My gender-rebel / genderwild identity is strengthened by practising restraint. I see both will-power and the greater Will as ‘male’: as exactly one equal half of the divine, or put another way, one equal half of the observable universe. Since the Big Bang or whatever was before it, everything is part of the same momentum. We are all part of the same momentum. I would characterise this momentum as ‘male’. Perhaps what the universe expands into, that which potentially drew out the Big Bang, could be characterised as ‘female’?

It seems to me that the worthy cause of the exposure and destruction of patriarchy has become confused by a misunderstanding of the essential benignness and neutrality of maleness.

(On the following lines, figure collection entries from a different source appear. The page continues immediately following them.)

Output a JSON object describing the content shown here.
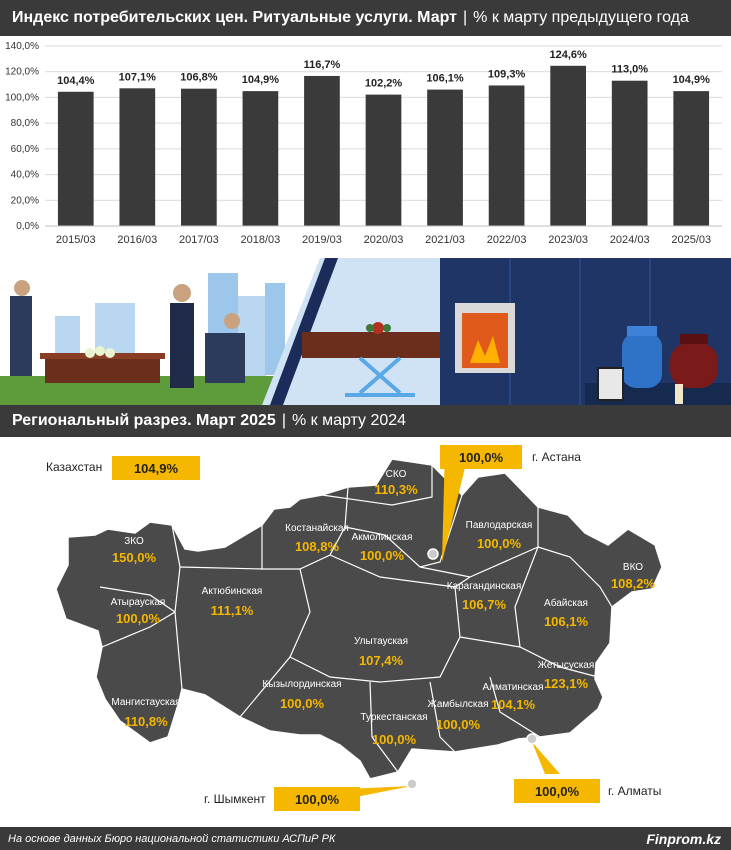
{
  "header1": {
    "title": "Индекс потребительских цен. Ритуальные услуги. Март",
    "sep": "|",
    "subtitle": "% к марту предыдущего года"
  },
  "header2": {
    "title": "Региональный разрез. Март 2025",
    "sep": "|",
    "subtitle": "% к марту 2024"
  },
  "chart_data": {
    "type": "bar",
    "categories": [
      "2015/03",
      "2016/03",
      "2017/03",
      "2018/03",
      "2019/03",
      "2020/03",
      "2021/03",
      "2022/03",
      "2023/03",
      "2024/03",
      "2025/03"
    ],
    "values": [
      104.4,
      107.1,
      106.8,
      104.9,
      116.7,
      102.2,
      106.1,
      109.3,
      124.6,
      113.0,
      104.9
    ],
    "value_labels": [
      "104,4%",
      "107,1%",
      "106,8%",
      "104,9%",
      "116,7%",
      "102,2%",
      "106,1%",
      "109,3%",
      "124,6%",
      "113,0%",
      "104,9%"
    ],
    "yticks": [
      "0,0%",
      "20,0%",
      "40,0%",
      "60,0%",
      "80,0%",
      "100,0%",
      "120,0%",
      "140,0%"
    ],
    "ylim": [
      0,
      140
    ],
    "bar_color": "#3a3a3a",
    "grid": true
  },
  "map": {
    "kazakhstan": {
      "label": "Казахстан",
      "value": "104,9%"
    },
    "cities": [
      {
        "label": "г. Астана",
        "value": "100,0%"
      },
      {
        "label": "г. Шымкент",
        "value": "100,0%"
      },
      {
        "label": "г. Алматы",
        "value": "100,0%"
      }
    ],
    "regions": [
      {
        "label": "СКО",
        "value": "110,3%"
      },
      {
        "label": "ЗКО",
        "value": "150,0%"
      },
      {
        "label": "Костанайская",
        "value": "108,8%"
      },
      {
        "label": "Акмолинская",
        "value": "100,0%"
      },
      {
        "label": "Павлодарская",
        "value": "100,0%"
      },
      {
        "label": "ВКО",
        "value": "108,2%"
      },
      {
        "label": "Атырауская",
        "value": "100,0%"
      },
      {
        "label": "Актюбинская",
        "value": "111,1%"
      },
      {
        "label": "Карагандинская",
        "value": "106,7%"
      },
      {
        "label": "Абайская",
        "value": "106,1%"
      },
      {
        "label": "Улытауская",
        "value": "107,4%"
      },
      {
        "label": "Жетысуская",
        "value": "123,1%"
      },
      {
        "label": "Мангистауская",
        "value": "110,8%"
      },
      {
        "label": "Кызылординская",
        "value": "100,0%"
      },
      {
        "label": "Алматинская",
        "value": "104,1%"
      },
      {
        "label": "Жамбылская",
        "value": "100,0%"
      },
      {
        "label": "Туркестанская",
        "value": "100,0%"
      }
    ],
    "map_color": "#4a4a4a",
    "accent": "#f5b700"
  },
  "footer": {
    "source": "На основе данных Бюро национальной статистики АСПиР РК",
    "brand": "Finprom.kz"
  }
}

Maleness is not patriarchy, unless you choose to construct it in that way; we all construct these concepts a little differently.

For me at least, as a gender rebel or genderqueer or genderwild person, I think that it is healthy for all people, whether male, female, both, neither, or somewhere inbetween, to strengthen whichever identity they adopt or construct, with a healthy balance of will-power and Love. Queer as well as feminist identities, I feel, would be grounded and strengthened by reclaiming a balanced ‘male’ and ‘female’ basis of personal action (you can call it spiritual or you can call it scientific, depending on whether your religion is atheism or something else.)

I understand that maleness and femaleness are ultimately constructs, so call ‘male’ female and ‘female’ male if you like. The point is, a balance between discipline, or directed action, or momentum; and Love, or UPR, or compassionate acceptance, is a healthy thing. I make a plea here for gender balance, grounded in these arbitrary concepts, for health and convenience, and in order to reclaim and disentangle what can be usefully seen as ‘male’ from what is patriarchal. Will-power is not patriarchal until it becomes will-power over someone.